Are you trying to use it with or without a vIOMMU?
If with vIOMMU, are you enabling its support in ovs's other_config?

It is achieved with this (and can be done even if not using vIOMMU):
# ovs-vsctl set Open_vSwitch . other_config:vhost-iommu-support=true

If no vIOMMU is involved, is the guest VFIO module probed with enabled_unsafe_noiommu_mode=Y parameter?

> 
> and
> 
>   "Fail: input rxq (2) can't be greater than max_rx_queues (0) of port 0"
> 
> ?

It might be because no port was successfully initialized.
If we solve first issue, this one may just disappear.



> Thanks

Comment 29 Laurent Vivier 2021-03-30 10:32:37 UTC

(In reply to Maxime Coquelin from comment #28)
> (In reply to Laurent Vivier from comment #27)
...
> > any idea why we have
> > 
> >   "failed to select IOMMU type"
> 
> Are you trying to use it with or without a vIOMMU?
> If with vIOMMU, are you enabling its support in ovs's other_config?

It's without vIOMMU

> It is achieved with this (and can be done even if not using vIOMMU):
> # ovs-vsctl set Open_vSwitch . other_config:vhost-iommu-support=true

My testcase only uses testpmd in guest and host, It doesn't involve ovs.
(to simplify, I'm following https://www.redhat.com/en/blog/hands-vhost-user-warm-welcome-dpdk)

> If no vIOMMU is involved, is the guest VFIO module probed with
> enabled_unsafe_noiommu_mode=Y parameter?
> 

It's on POWER9, and it doesn't seem to have such parameter with vfio.

Comment 30 Laurent Vivier 2021-03-30 10:33:46 UTC

David,

do we support vfio _inside_ a pseries guest?

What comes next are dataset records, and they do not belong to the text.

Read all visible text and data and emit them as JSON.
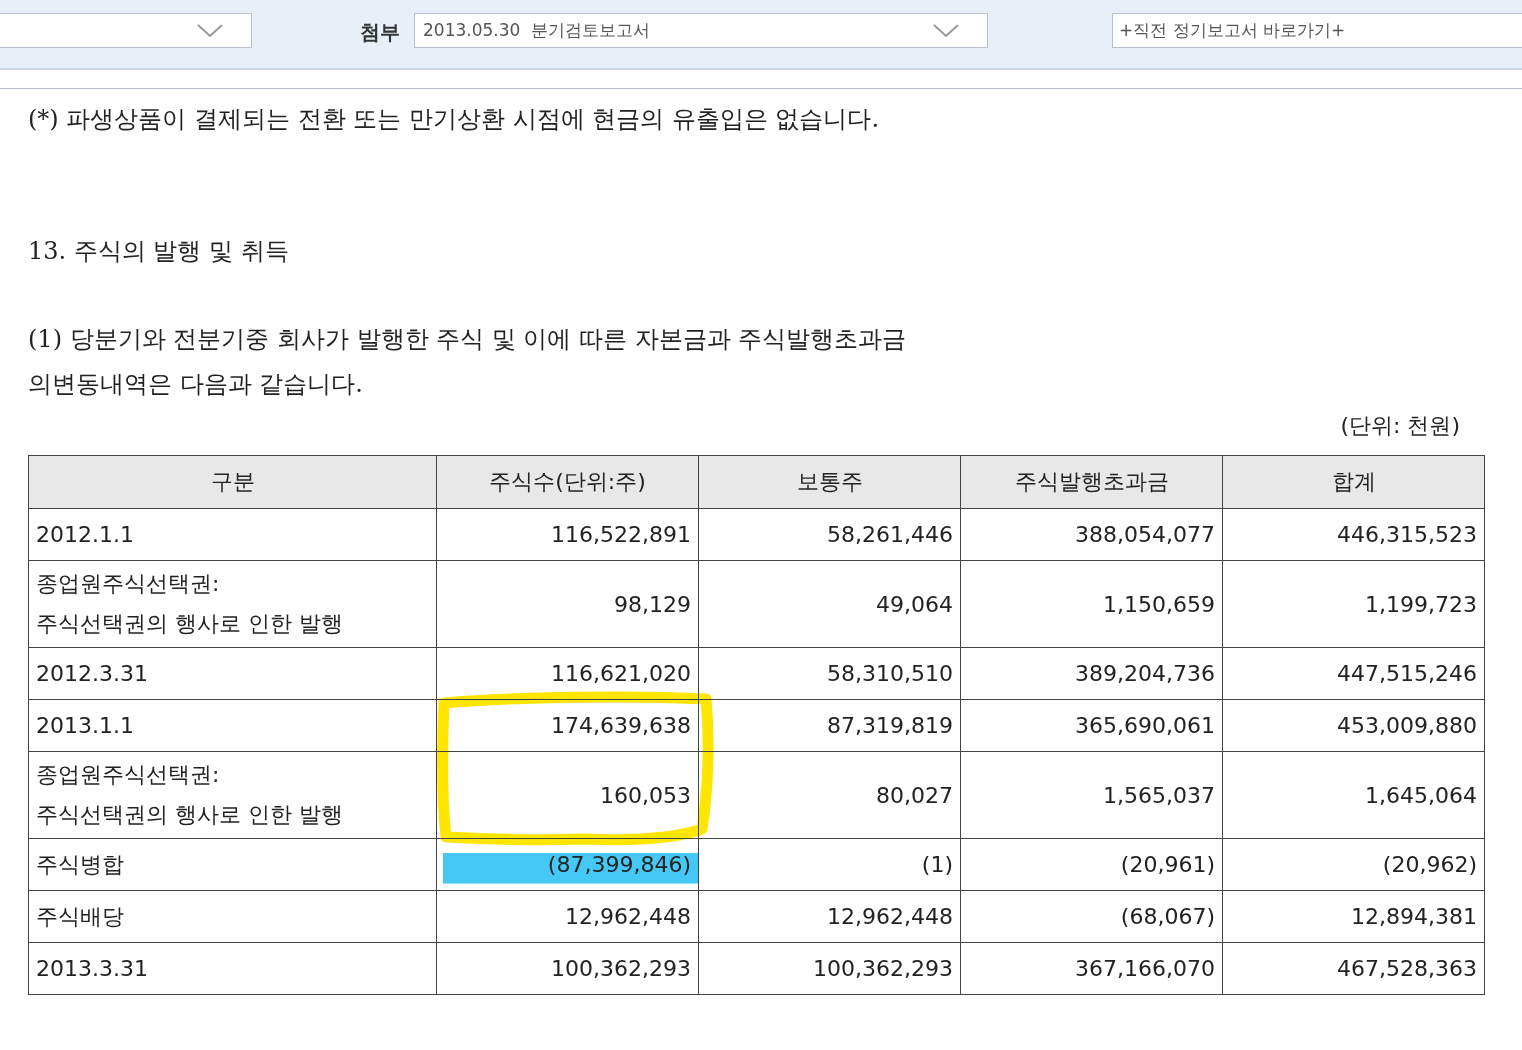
{
  "toolbar": {
    "attach_label": "첨부",
    "attach_select": {
      "value": "2013.05.30  분기검토보고서"
    },
    "shortcut_field": {
      "value": "+직전 정기보고서 바로가기+"
    }
  },
  "note": "(*) 파생상품이 결제되는 전환 또는 만기상환 시점에 현금의 유출입은 없습니다.",
  "section_title": "13. 주식의 발행 및 취득",
  "paragraph": "(1) 당분기와 전분기중 회사가 발행한 주식 및 이에 따른 자본금과 주식발행초과금\n의변동내역은 다음과 같습니다.",
  "unit": "(단위: 천원)",
  "table": {
    "columns": [
      "구분",
      "주식수(단위:주)",
      "보통주",
      "주식발행초과금",
      "합계"
    ],
    "rows": [
      {
        "cells": [
          "2012.1.1",
          "116,522,891",
          "58,261,446",
          "388,054,077",
          "446,315,523"
        ],
        "highlighted": false
      },
      {
        "cells": [
          "종업원주식선택권:\n주식선택권의 행사로 인한 발행",
          "98,129",
          "49,064",
          "1,150,659",
          "1,199,723"
        ],
        "highlighted": false
      },
      {
        "cells": [
          "2012.3.31",
          "116,621,020",
          "58,310,510",
          "389,204,736",
          "447,515,246"
        ],
        "highlighted": false
      },
      {
        "cells": [
          "2013.1.1",
          "174,639,638",
          "87,319,819",
          "365,690,061",
          "453,009,880"
        ],
        "highlighted": false
      },
      {
        "cells": [
          "종업원주식선택권:\n주식선택권의 행사로 인한 발행",
          "160,053",
          "80,027",
          "1,565,037",
          "1,645,064"
        ],
        "highlighted": false
      },
      {
        "cells": [
          "주식병합",
          "(87,399,846)",
          "(1)",
          "(20,961)",
          "(20,962)"
        ],
        "highlighted": true
      },
      {
        "cells": [
          "주식배당",
          "12,962,448",
          "12,962,448",
          "(68,067)",
          "12,894,381"
        ],
        "highlighted": false
      },
      {
        "cells": [
          "2013.3.31",
          "100,362,293",
          "100,362,293",
          "367,166,070",
          "467,528,363"
        ],
        "highlighted": false
      }
    ]
  }
}
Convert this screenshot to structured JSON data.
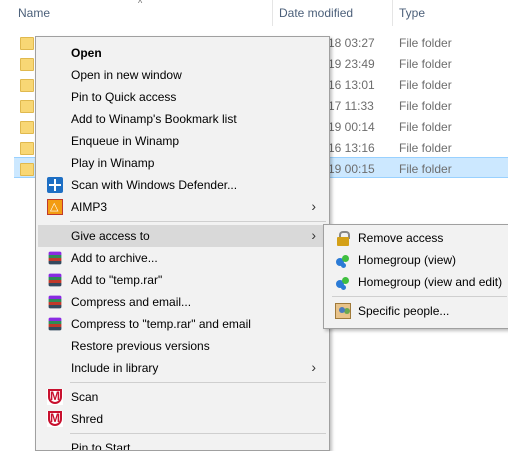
{
  "header": {
    "columns": [
      "Name",
      "Date modified",
      "Type"
    ],
    "sort_indicator": "^"
  },
  "rows": [
    {
      "date": "18 03:27",
      "type": "File folder",
      "selected": false
    },
    {
      "date": "19 23:49",
      "type": "File folder",
      "selected": false
    },
    {
      "date": "16 13:01",
      "type": "File folder",
      "selected": false
    },
    {
      "date": "17 11:33",
      "type": "File folder",
      "selected": false
    },
    {
      "date": "19 00:14",
      "type": "File folder",
      "selected": false
    },
    {
      "date": "16 13:16",
      "type": "File folder",
      "selected": false
    },
    {
      "date": "19 00:15",
      "type": "File folder",
      "selected": true
    }
  ],
  "context_menu": {
    "items": [
      {
        "label": "Open",
        "bold": true,
        "icon": ""
      },
      {
        "label": "Open in new window",
        "icon": ""
      },
      {
        "label": "Pin to Quick access",
        "icon": ""
      },
      {
        "label": "Add to Winamp's Bookmark list",
        "icon": ""
      },
      {
        "label": "Enqueue in Winamp",
        "icon": ""
      },
      {
        "label": "Play in Winamp",
        "icon": ""
      },
      {
        "label": "Scan with Windows Defender...",
        "icon": "defender-icon"
      },
      {
        "label": "AIMP3",
        "icon": "aimp-icon",
        "submenu": true
      },
      {
        "label": "Give access to",
        "icon": "",
        "submenu": true,
        "highlighted": true
      },
      {
        "label": "Add to archive...",
        "icon": "winrar-icon"
      },
      {
        "label": "Add to \"temp.rar\"",
        "icon": "winrar-icon"
      },
      {
        "label": "Compress and email...",
        "icon": "winrar-icon"
      },
      {
        "label": "Compress to \"temp.rar\" and email",
        "icon": "winrar-icon"
      },
      {
        "label": "Restore previous versions",
        "icon": ""
      },
      {
        "label": "Include in library",
        "icon": "",
        "submenu": true
      },
      {
        "label": "Scan",
        "icon": "mcafee-icon"
      },
      {
        "label": "Shred",
        "icon": "mcafee-icon"
      },
      {
        "label": "Pin to Start",
        "icon": ""
      }
    ],
    "submenu_arrow": "›"
  },
  "give_access_submenu": {
    "items": [
      {
        "label": "Remove access",
        "icon": "lock-icon"
      },
      {
        "label": "Homegroup (view)",
        "icon": "homegroup-icon"
      },
      {
        "label": "Homegroup (view and edit)",
        "icon": "homegroup-icon"
      },
      {
        "label": "Specific people...",
        "icon": "people-icon"
      }
    ]
  }
}
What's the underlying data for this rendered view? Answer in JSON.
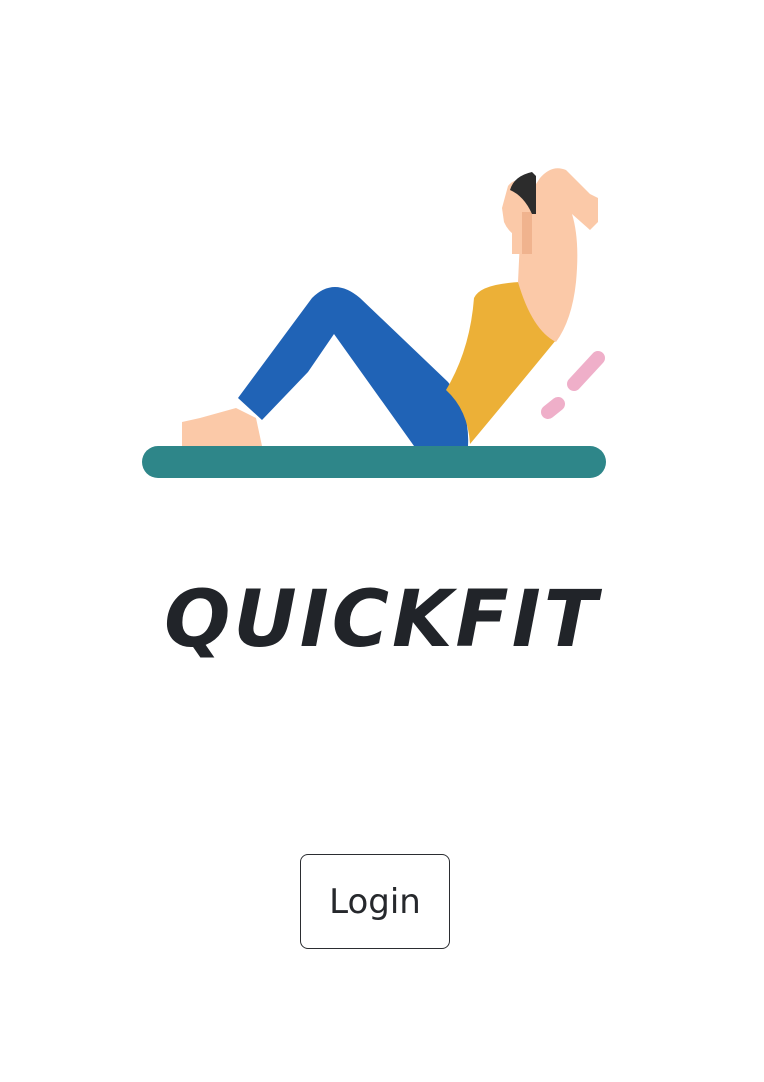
{
  "app": {
    "brand_name": "QUICKFIT"
  },
  "hero": {
    "illustration": "person-doing-crunch-on-mat",
    "colors": {
      "mat": "#2e8689",
      "pants": "#2063b6",
      "shirt": "#ecb037",
      "skin": "#fbc9a8",
      "hair": "#2c2c2c",
      "motion_lines": "#efafc9"
    }
  },
  "auth": {
    "login_label": "Login"
  }
}
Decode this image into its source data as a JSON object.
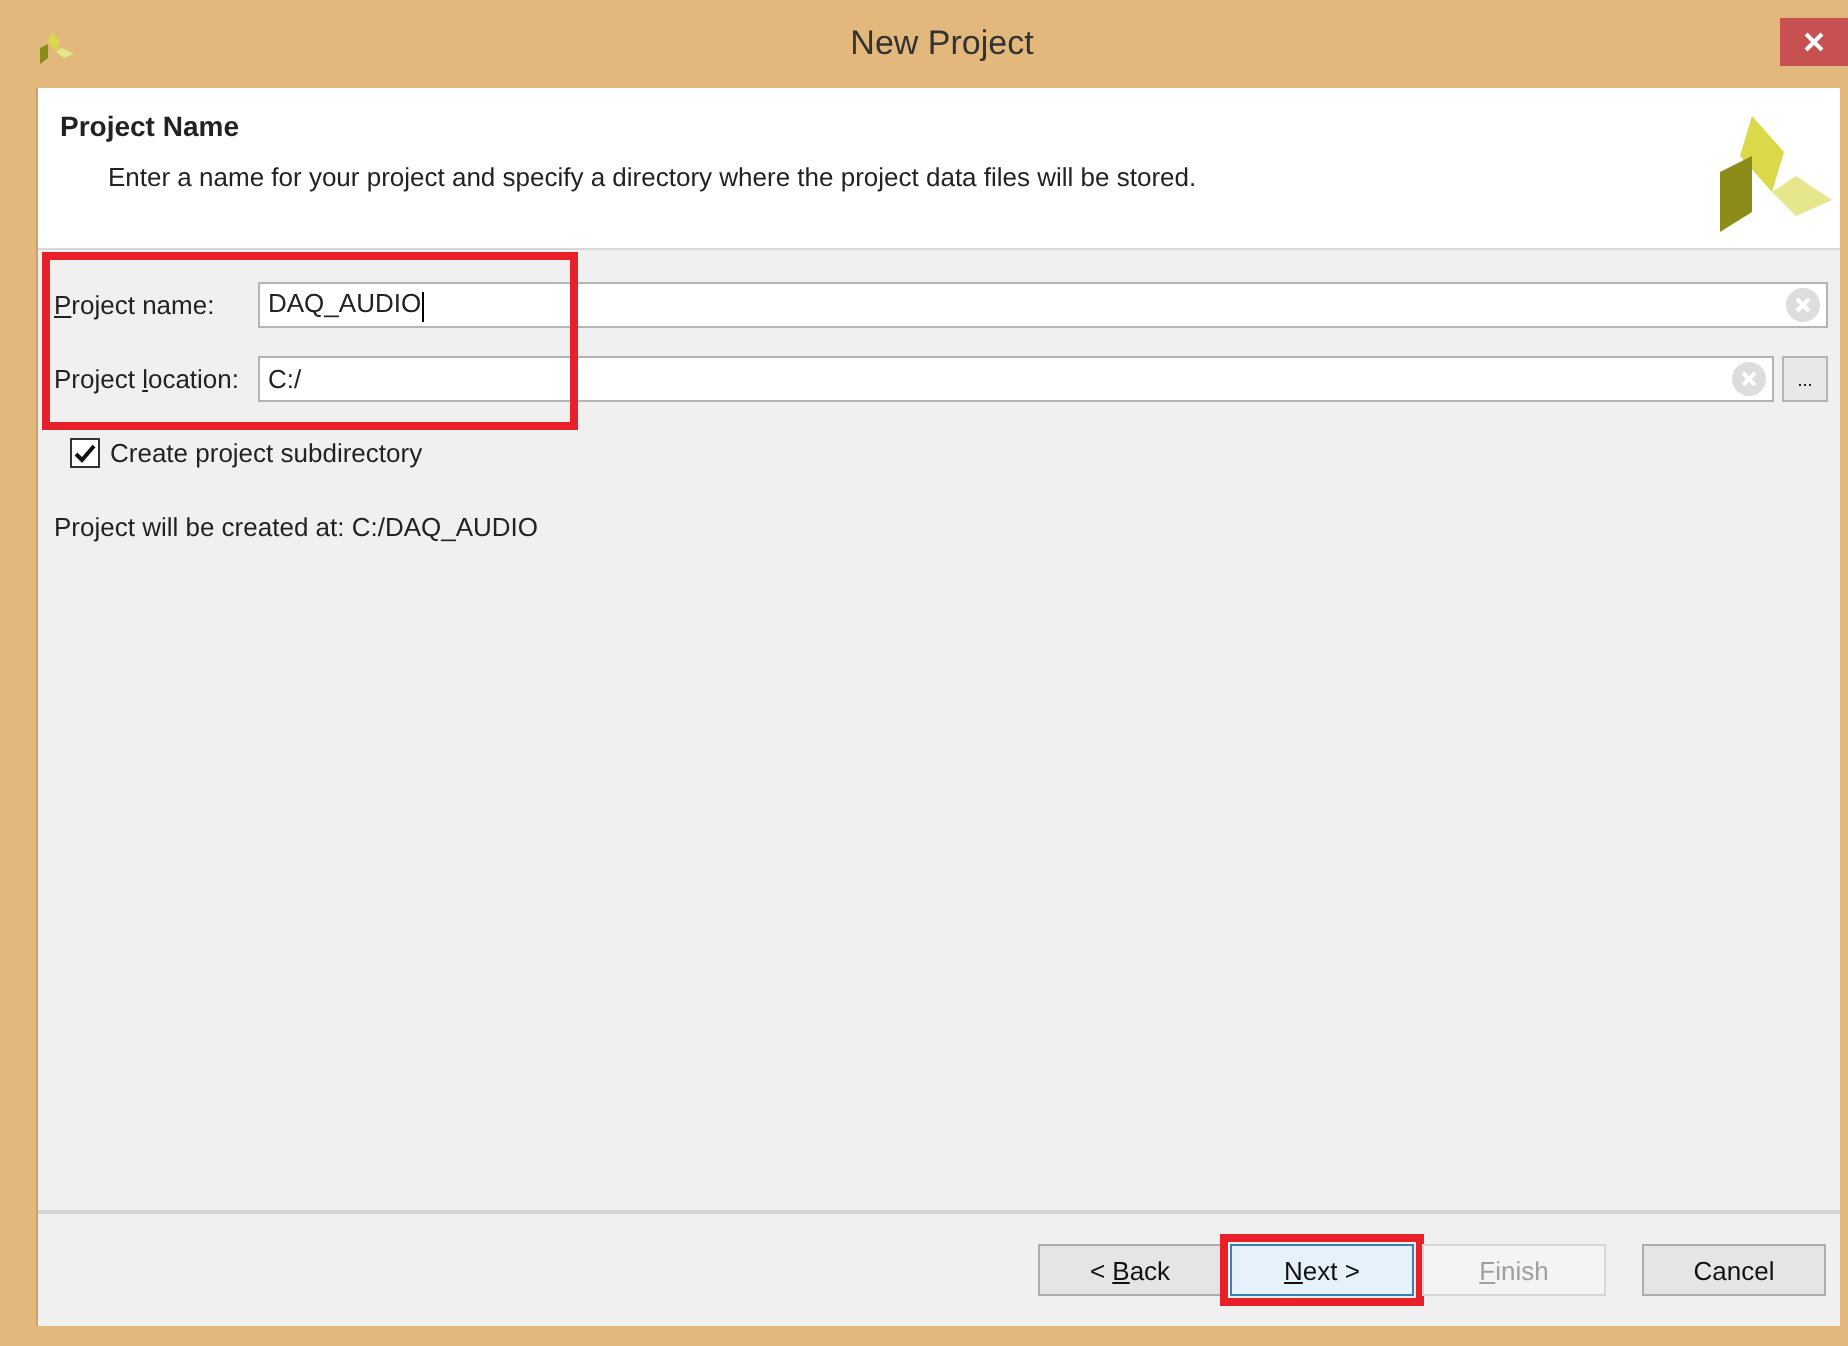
{
  "window": {
    "title": "New Project"
  },
  "header": {
    "title": "Project Name",
    "description": "Enter a name for your project and specify a directory where the project data files will be stored."
  },
  "fields": [
    {
      "label": {
        "key": "P",
        "after": "roject name:"
      },
      "value": "DAQ_AUDIO"
    },
    {
      "label": {
        "before": "Project ",
        "key": "l",
        "after": "ocation:"
      },
      "value": "C:/",
      "browse_label": "..."
    }
  ],
  "fields_highlighted": true,
  "subdirectory": {
    "label": "Create project subdirectory",
    "checked": true
  },
  "summary": "Project will be created at: C:/DAQ_AUDIO",
  "buttons": [
    {
      "label": {
        "before": "< ",
        "key": "B",
        "after": "ack"
      },
      "disabled": false,
      "default": false,
      "highlighted": false
    },
    {
      "label": {
        "key": "N",
        "after": "ext >"
      },
      "disabled": false,
      "default": true,
      "highlighted": true
    },
    {
      "label": {
        "key": "F",
        "after": "inish"
      },
      "disabled": true,
      "default": false,
      "highlighted": false
    },
    {
      "label": {
        "before": "Cancel"
      },
      "disabled": false,
      "default": false,
      "highlighted": false
    }
  ]
}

Comment 31 Maxime Coquelin 2021-03-30 10:43:07 UTC

(In reply to Laurent Vivier from comment #29)
> (In reply to Maxime Coquelin from comment #28)
> > (In reply to Laurent Vivier from comment #27)
> ...
> > > any idea why we have
> > > 
> > >   "failed to select IOMMU type"
> > 
> > Are you trying to use it with or without a vIOMMU?
> > If with vIOMMU, are you enabling its support in ovs's other_config?
> 
> It's without vIOMMU
> 
> > It is achieved with this (and can be done even if not using vIOMMU):
> > # ovs-vsctl set Open_vSwitch . other_config:vhost-iommu-support=true
> 
> My testcase only uses testpmd in guest and host, It doesn't involve ovs.
> (to simplify, I'm following
> https://www.redhat.com/en/blog/hands-vhost-user-warm-welcome-dpdk)
> 
> > If no vIOMMU is involved, is the guest VFIO module probed with
> > enabled_unsafe_noiommu_mode=Y parameter?
> > 
> 
> It's on POWER9, and it doesn't seem to have such parameter with vfio.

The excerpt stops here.